Seattle Children's Hospital: In Pursuit of an Opioid-Free Pediatric Ambulatory Surgery Center
Approximately 130 people die a day because of the opioid epidemic in the U.S. Surgery is now known to be a gateway to long term opioid use; 5 percent of adolescents and 7 percent of adults develop persistent opioid use following even minor surgery. Within 18 months, the perioperative team at Seattle Children's Bellevue Surgery Center were able to reduce perioperative opioid exposure for outpatient surgery to near zero. They did so by deploying an AI solution that enabled to team to learn and adapt their protocols from real-world data captured by their EHRs. Previously, it took years to complete even one cycle of change when adjusting clinical protocols, but now it takes weeks as this solution allows clinicians to see across patients in the EHR, rather than just doing a deep dive on one patient. This means when the team changed from opioids to alternative medications, they were instantly able to understand if it was an improvement.
Stanford Children’s Health: Comprehensive Care from the Fetal Center Team
The Johnson Center for Pregnancy and Newborn Services at Stanford Children’s Health is exclusively focused on discovering ways to address the full range of disorders that may occur in the mother and fetus during pregnancy and gestation. The Fetal Center team experienced challenges with using a legacy application to track fetal status, and the unique functionality required does not currently exist in the industry standard EHR systems. Therefore, multiple clinical, business and IT teams at the health system partnered to develop their own application in-house, with the goal of replacing the legacy application, improving user experience, and optimizing clinical workflows. The application, named Puffin, has generated strong results, enabling the Stanford Medicine Fetal Center program to track critical information of complex pregnancies for maternal, fetal, and neonatal cases to provide comprehensive care. Puffin has also led to significant improvements in clinical workflows, including reducing duplicative documentation and improving patient specific outcome reviews.
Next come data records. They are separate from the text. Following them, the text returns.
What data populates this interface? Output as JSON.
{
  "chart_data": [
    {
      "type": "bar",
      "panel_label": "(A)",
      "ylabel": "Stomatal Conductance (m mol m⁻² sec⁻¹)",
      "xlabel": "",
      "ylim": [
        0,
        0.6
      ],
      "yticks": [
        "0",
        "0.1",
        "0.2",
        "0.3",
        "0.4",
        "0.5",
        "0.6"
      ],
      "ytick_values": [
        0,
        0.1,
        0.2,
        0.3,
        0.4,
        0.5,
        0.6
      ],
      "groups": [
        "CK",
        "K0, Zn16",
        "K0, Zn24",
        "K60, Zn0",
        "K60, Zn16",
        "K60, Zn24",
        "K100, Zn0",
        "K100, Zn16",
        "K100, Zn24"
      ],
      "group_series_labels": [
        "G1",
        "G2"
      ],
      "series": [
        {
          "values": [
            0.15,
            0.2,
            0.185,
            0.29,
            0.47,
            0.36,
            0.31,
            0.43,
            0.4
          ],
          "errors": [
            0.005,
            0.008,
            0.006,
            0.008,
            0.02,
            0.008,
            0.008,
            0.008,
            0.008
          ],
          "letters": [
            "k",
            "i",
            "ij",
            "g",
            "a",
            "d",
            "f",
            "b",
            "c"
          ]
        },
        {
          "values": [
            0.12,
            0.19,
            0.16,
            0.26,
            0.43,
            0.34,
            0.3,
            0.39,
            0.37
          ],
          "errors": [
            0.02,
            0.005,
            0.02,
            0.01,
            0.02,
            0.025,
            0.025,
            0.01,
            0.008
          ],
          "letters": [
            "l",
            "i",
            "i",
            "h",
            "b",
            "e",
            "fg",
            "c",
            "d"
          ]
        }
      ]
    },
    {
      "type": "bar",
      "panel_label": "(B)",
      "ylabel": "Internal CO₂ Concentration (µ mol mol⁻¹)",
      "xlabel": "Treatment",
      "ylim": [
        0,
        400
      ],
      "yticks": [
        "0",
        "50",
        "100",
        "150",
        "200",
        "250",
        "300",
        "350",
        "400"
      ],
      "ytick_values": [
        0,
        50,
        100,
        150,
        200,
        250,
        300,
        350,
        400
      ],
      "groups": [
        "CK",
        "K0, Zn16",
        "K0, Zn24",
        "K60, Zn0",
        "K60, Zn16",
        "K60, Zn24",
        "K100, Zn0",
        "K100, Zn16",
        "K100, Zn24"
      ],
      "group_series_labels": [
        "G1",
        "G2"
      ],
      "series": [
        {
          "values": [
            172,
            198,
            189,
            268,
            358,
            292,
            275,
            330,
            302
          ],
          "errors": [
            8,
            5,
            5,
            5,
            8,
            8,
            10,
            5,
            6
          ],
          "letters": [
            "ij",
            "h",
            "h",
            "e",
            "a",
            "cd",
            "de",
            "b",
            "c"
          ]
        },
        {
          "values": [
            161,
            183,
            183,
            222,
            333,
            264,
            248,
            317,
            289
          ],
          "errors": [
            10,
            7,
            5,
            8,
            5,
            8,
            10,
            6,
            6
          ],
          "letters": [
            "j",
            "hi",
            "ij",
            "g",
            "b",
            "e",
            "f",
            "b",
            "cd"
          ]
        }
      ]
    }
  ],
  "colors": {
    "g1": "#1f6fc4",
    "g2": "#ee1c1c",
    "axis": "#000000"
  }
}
The Harris Center for Mental Health and IDD: Connecting Law Enforcement with Mental Health Clinicians
Officers routinely respond to mental health calls with very limited expertise, which can often lead to negative outcomes associated with these interactions. As a result, a partnership between the Houston-based Harris County Sheriff Office (HCSO) and The Harris Center was implemented to improve response to calls involving a person with mental illness. The CORE program connects a law enforcement first responder with a mental health clinician using a tablet and HIPAA-compliant technology. There are 200 tablets distributed throughout HCSO, and direct impacts from the initiative include: 42 percent of such incidents were resolved on the scene with the patient remaining in the community; 58 percent resulted in transportation to hospitals; and in less than 2 percent of the time, the person was transported to jail or juvenile detention. What’s more, 86 percent of law enforcement partners themselves reported the clinician helped the officer de-escalate the consumer and 93 percent indicated the clinician helped them decide what course of action to take with the consumer.